Patrick Modiano, Livret de famille

Référence : Patrick Modiano, "Livret de famille", éditions Gallimard, réédition Hachette, 179 pages, 1977

                         
Modiano à Stockholm en 2014

« Vivre, c’est s’obstiner à achever un souvenir. » René Char

Pour Patrick Modiano, les souvenirs vont remonter à l’occasion de la naissance de sa fille Zénaïde. Elle aura un livret de famille transparent, une filiation sans problème, sans zones d’ombre. Ce n’est pas comme ses parents qui se sont mariés pendant la guerre, il ne sait d’ailleurs pas trop où, sous des noms d’emprunt.
Sa mère, belge d’Anvers, commence une carrière d’actrice qui sera vite interrompue le jour où, convoquée à Bruxelles pour tourner un nouveau film pour les Openfeld, les troupes allemandes envahissent la Belgique e 1940. Une carrière qui tourne court pour l’instant pour fait de guerre.

 Il se souvient de ces gens qui ont traversé sa vie à un moment ou à un autre, cet Henri Marignan qui voulait absolument l’emmener en Chine, ces gens avec qui l’avait laissé son père, reparti à Paris pour faire des affaires sans doute pas très nettes. Des gens réunissant arrivistes et aristos qui vivent sur un grand pied, château, chasse à courre. D’abord Henri Reynolde, relation d’affaires de son père, et sa femme Maguy, Jean-Gérard (de quelque chose), les Landry, le comte Angèle de Chevert et "oncle Michel" comme l’appelle Jean-Gérard, un duc paraît-il, le propriétaire de château.

                    

Patrick Modiano revient sur ses débuts comme scénariste dans Capitaine mer du sud, un film qui n’a pas laissé un grand souvenir. Tournage rapide mais tous frais payés à Port-Cros avec un metteur en scène pas vraiment convaincu et des acteurs principaux plutôt en fin de carrière. Rien de bien glorieux mais belle opportunité pour un jeune écrivain inconnu.

« Oui, il y a de bien étranges coïncidences » écrit-il page 110, quand les souvenirs le poursuivent. À Biarritz, il renoue avec son passé, retrouve l’avenue de la république et en repart muni d’un précieux document : son certificat de baptême ! 

À Lausanne en Suisse, où il est enseignant et sort souvent avec ses amis Muzzli et "papou" Badrawi, rencontre par hasard Henri Séroka, un ami perdu de vue depuis longtemps mais surtout il est sûr que ce Robert Gerbauld, un animateur de la radio Genève-Variétés, n’est autre que le collabo D. qui sévir rue Greffulhe et a faillit arrêter son père en mars 1942.

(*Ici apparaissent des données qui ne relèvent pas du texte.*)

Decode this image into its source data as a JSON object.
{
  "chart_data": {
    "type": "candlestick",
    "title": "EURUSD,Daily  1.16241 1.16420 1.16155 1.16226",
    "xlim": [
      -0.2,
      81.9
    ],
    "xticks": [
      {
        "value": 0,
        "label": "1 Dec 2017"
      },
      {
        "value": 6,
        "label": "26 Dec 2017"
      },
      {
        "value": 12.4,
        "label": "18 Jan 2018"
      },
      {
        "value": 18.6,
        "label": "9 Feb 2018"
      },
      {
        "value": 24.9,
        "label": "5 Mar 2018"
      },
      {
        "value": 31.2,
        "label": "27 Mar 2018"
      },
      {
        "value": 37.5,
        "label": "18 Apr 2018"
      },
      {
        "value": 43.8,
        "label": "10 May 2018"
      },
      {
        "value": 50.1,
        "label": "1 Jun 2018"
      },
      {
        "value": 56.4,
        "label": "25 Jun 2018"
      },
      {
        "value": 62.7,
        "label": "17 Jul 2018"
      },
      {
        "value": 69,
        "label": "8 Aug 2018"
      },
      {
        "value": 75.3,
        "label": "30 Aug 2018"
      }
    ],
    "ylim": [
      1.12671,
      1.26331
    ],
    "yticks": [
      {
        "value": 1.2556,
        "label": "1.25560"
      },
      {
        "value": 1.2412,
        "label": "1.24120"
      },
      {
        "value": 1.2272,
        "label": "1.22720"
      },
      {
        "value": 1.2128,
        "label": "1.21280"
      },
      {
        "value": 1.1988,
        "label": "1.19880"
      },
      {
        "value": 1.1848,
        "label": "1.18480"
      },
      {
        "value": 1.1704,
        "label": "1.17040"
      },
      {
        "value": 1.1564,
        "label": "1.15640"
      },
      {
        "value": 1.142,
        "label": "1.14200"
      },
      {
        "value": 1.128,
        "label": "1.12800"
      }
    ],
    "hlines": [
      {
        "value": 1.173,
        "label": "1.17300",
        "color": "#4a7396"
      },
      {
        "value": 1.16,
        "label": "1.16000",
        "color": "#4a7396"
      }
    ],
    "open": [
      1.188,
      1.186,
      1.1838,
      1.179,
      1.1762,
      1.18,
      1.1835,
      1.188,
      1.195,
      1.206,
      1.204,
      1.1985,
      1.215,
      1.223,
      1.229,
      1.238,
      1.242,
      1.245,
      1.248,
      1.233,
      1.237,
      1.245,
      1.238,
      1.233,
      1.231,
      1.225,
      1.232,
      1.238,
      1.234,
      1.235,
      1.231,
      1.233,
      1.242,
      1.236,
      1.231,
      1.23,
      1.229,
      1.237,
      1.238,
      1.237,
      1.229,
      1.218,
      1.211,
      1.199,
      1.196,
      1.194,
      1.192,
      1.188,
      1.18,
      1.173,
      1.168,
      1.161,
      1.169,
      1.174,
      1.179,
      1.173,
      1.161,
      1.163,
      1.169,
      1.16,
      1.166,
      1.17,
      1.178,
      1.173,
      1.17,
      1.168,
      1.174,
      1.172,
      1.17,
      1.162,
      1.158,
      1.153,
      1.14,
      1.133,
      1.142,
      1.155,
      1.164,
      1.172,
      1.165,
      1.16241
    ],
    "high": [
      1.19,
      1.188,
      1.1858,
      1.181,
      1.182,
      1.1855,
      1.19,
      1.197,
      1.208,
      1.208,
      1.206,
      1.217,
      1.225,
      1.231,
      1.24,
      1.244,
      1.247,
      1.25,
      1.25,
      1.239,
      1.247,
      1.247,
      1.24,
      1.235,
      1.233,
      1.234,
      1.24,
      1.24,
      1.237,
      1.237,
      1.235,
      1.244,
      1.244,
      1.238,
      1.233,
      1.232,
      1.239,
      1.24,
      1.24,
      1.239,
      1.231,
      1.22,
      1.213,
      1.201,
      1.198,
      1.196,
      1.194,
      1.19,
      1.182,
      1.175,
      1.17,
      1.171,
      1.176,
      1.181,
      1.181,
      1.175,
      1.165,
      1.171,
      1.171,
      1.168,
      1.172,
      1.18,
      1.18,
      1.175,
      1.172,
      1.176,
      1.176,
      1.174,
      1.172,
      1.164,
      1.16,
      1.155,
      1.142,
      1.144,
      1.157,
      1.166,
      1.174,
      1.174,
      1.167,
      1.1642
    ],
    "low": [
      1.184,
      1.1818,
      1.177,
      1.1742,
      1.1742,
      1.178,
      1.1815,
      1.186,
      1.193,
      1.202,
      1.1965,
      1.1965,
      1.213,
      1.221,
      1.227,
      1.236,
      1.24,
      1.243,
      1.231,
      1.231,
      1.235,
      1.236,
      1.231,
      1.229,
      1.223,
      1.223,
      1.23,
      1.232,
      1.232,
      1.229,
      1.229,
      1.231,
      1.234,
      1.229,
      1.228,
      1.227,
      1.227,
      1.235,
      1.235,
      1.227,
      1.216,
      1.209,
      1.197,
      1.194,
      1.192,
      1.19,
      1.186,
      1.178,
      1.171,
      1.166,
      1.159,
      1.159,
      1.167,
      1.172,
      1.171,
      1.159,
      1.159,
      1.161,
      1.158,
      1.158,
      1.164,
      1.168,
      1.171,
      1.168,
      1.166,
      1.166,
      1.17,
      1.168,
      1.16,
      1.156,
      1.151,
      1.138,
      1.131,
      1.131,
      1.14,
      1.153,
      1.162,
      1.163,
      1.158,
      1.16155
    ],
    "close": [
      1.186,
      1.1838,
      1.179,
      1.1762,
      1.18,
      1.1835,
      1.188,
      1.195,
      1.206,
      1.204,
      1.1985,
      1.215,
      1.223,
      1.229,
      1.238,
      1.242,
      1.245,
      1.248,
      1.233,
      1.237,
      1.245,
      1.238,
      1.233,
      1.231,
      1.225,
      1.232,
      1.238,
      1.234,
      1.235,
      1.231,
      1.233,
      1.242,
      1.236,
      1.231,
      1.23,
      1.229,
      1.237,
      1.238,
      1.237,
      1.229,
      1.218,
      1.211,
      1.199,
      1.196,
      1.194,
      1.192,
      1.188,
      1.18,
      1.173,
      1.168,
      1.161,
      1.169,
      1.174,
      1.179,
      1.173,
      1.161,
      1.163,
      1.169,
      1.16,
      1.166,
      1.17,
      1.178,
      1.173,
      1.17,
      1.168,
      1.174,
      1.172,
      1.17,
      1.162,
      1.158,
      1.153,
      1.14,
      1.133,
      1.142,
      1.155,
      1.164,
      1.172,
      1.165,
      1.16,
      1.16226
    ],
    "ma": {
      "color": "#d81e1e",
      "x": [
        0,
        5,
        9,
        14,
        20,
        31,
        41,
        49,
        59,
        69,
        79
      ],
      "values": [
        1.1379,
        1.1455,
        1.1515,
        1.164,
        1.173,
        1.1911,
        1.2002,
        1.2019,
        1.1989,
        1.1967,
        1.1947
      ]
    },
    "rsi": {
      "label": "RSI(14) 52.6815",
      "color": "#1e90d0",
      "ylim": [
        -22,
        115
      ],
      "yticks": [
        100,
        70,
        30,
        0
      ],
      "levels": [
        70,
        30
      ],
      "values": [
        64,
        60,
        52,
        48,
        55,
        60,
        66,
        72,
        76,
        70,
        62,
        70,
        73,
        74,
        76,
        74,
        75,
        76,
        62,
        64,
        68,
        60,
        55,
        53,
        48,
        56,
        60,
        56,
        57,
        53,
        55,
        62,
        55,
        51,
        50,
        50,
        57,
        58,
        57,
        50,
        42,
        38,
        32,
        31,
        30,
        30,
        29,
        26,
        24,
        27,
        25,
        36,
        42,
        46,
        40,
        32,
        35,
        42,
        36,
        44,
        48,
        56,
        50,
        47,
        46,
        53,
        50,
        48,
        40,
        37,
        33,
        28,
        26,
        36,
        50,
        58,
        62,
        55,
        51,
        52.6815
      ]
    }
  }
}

D’autres personnages vont traverser sa mémoire comme celui qu’on appelait Le Gros, l’ex roi Farouk d’Égypte qui n’a pas supporté sa déchéance, l’oncle Alex qui veut absolument acheter un "vieux moulin de pierre" bien français dans la campagne française, qui devait en réalité s’appeler Gregory Ratoff mais se faisait appeler François Aubert, cet homme Harry Dressel dont à la demande de sa fille, il va tenter de reconstituer la vie… pour cela, pensait-il, « il suffirait de rêver sur les deux ou trois éléments dont je disposais, et je parviendrais à reconstituer le reste, comme l’archéologue qui, en présence d’une statue aux trois-quarts mutilée, le recompose intégralement dans sa tête. » ce qu’il fera avant que la fille n’aille filer le parfait amour avec son richissime argentin.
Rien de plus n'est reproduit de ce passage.